Over the last century sea level rise has been almost 8 inches (20 cm) as a global AVERAGE. One might assume that sea level would be the same everywhere, adjusting for waves, storms, and tides. Not true.
Surprisingly the amount of sea level rise varies considerably.
In some places it has increased by more than three feet. In others just four inches. A range of US locations is shown on this clear graphic from the Union of Concerned Scientists.
The primary reason for the difference is that the reference viewpoint is the nearest land mass. Land moves up and down, known as "uplift" or "subsidence." In other words, sea level appears to change relative to the nearby land. If sea level rises 3 inches and the land subsides (lowers) 2 inches, sea level rise in that location would be five inches.

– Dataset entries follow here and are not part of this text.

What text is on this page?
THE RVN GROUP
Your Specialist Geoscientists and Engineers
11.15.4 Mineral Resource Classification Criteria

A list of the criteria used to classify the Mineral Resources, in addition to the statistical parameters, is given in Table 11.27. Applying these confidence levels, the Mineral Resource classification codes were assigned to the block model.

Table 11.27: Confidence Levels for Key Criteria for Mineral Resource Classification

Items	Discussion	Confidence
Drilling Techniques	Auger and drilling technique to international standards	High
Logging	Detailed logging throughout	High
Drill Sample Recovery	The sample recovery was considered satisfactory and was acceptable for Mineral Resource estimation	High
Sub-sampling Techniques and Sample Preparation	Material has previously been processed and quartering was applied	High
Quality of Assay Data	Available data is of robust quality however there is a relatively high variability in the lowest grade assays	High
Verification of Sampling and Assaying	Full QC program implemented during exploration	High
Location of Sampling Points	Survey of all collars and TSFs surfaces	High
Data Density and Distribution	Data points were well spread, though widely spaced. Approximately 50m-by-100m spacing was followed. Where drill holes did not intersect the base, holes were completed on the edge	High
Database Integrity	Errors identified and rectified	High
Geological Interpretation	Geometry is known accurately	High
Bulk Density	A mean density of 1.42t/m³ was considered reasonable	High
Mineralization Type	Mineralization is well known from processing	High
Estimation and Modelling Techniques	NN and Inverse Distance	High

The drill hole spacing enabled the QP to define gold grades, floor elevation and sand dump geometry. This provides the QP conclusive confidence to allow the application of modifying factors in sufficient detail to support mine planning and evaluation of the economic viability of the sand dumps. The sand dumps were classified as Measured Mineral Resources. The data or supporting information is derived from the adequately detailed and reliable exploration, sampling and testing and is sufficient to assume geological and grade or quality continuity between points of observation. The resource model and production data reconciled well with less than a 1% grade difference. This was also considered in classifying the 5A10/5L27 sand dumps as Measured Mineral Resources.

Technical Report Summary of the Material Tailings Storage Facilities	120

In places where land is subsiding or sinking, SL rise will be greater. Examples shown are Grand Isle, Louisiana, near New Orleans on the high end, and Los Angeles California on the low end. California is generally on the low end since the west coast plate is rising fractions of an inch. In the coming decades the increased rate of SL rise will most likely overwhelm the rate of land rise.
In Alaska sea level appears to be going down because the land is rising faster than sea level, though not shown on this chart. In the decades ahead it is quite clear that the melting ice sheets will produce even greater sea level rise (SLR) overcoming even the rate at which Alaska is rising.